144 N.Y.S. 843 | N.Y. App. Div. | 1913
The plaintiff sues his employer under the Employer's’ Liability Law for damages resulting from an accident happening during the course of the work. In our opinion the evidence fully justified the recovery, and we should not find it necessary to say anything further save for a question raised by the defendant as to the sufficiency of the notice of claim. On May 29, 1912, plaintiff served a notice of claim under the Employers’ Liability Law, and on June 3, 1912, served a complaint in which he referred to and relied upon the notice served on May twenty-ninth. On June first the defendant mailed to plaintiff’s attorneys a demand for an amplified notice of claim. This was received by plaintiff’s attorney on June third, the same day that the complaint was served, but whether before or after such service does not appear. On June sixth plaintiff served the amplified notice demanded by defendant.
Defendant’s contention is that as by the terms of the statute the amended notice superseded the original notice the latter can no longer serve as a basis for a recovery under the statute, and that the amended notice cannot so serve because it did not come into existence until after the action was begun.
Section 201 of the Labor Law (Consol. Laws, chap. 31; Laws of 1909, chap. 36), as amended by chapter 352 of the Laws of 1910, so far as applicable to the point now under consideration, reads as follows: “Notice to be served. No action for recovery of compensation for injury or death under this article shall be maintained unless notice of the time, place and cause of the injury is given to the employer within one hundred and twenty days and the action is commenced within one year after the occurrence of the accident causing the injury or death. The notice required by this section shall be in writing and signed by the person injured or by some one in his behalf, but if from physical or mental incapacity it is impossible for the person injured to give notice within the time provided in this section, he may give the same within ten days after such incapacity is removed. In case of his death without having given such notice, his executor or administrator may give such notice within sixty days after his appointment, but no notice
What the statute requires is that, in order to avail himself of the act, a claimant must serve within a specified time a “notice of the time, place and cause of the injury.” Much has been written as to the proper method of stating the cause of the injury, but it is not necessary to discuss that question now beyond remarking that in our opinion the notice first served fully complied with the requirements of the statute.
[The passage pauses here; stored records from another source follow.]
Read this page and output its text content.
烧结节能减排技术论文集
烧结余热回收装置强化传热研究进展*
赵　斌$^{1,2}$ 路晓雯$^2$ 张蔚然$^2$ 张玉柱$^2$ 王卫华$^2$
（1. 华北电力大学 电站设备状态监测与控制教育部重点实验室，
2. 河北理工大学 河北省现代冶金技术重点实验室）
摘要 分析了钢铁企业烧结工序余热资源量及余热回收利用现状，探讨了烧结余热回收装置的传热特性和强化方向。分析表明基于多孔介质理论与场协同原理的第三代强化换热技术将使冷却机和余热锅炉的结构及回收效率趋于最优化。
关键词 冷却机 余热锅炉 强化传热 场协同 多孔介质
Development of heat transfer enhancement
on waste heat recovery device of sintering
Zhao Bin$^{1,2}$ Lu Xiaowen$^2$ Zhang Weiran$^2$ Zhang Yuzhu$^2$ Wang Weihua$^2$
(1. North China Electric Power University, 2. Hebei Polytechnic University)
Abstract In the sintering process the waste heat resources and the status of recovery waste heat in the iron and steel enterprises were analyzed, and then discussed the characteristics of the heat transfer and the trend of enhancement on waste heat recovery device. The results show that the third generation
Prior "to the amendment of 1910 an injured employee was obliged to stand or fall upon the sufficiency of the notice first served; he . had no means of knowing until the trial whether or not its sufficiency would be questioned, and if upon the trial it was successfully questioned he lost the benefit of the act. Thus many meritorious cases were thrown out of court owing solely to inadvertent defects in the notice of claim, The purpose of the amendment of 1910 was to prevent this. By that amendment the employer was required to give prompt notice to the employee if he considered the original notice insufficient or defective in any of the essential subjects to be included in the notice, to wit, the time, place and cause of the injury. Thereupon the claimant was permitted to serve an amended claim, which should supersede or take the place of the original notice and have the same effect as an original notice. This ■ amendment was evidently adopted wholly for the benefit of
The service of an amended notice after the complaint has been served does not, as we think, impose upon a plaintiff the obligation to discontinue his action and commence over again. The statute does not so provide and we see no necessity for so holding. The. moment a notice of claim has been served the claimant’s right of action has been perfected. It is not the wording of the notice of claim, but the service of such a notice which gives the right of action under the statute. Before the amendment of 1910 if the notice was defective it might be declared a nullity on the trial, and thus leave the plaintiff with no cause of action under the statute. Now, however phrased, the notice is good unless an amplified or amended notice is demanded. When such an amplified or amended notice has been served it supersedes the original in the sense that it takes its place, and makes that perfect which theretofore was imperfect, and the action may go on as if the perfect notice had been originally served. This construction gives full effect to the statute and affects unfavorably no material interest of either party.
The judgment and order should be affirmed, with costs.
Ingraham, P. J., McLaughlin, Laughlin and Clarke, JJ., concurred.
Judgment and order affirmed, with costs.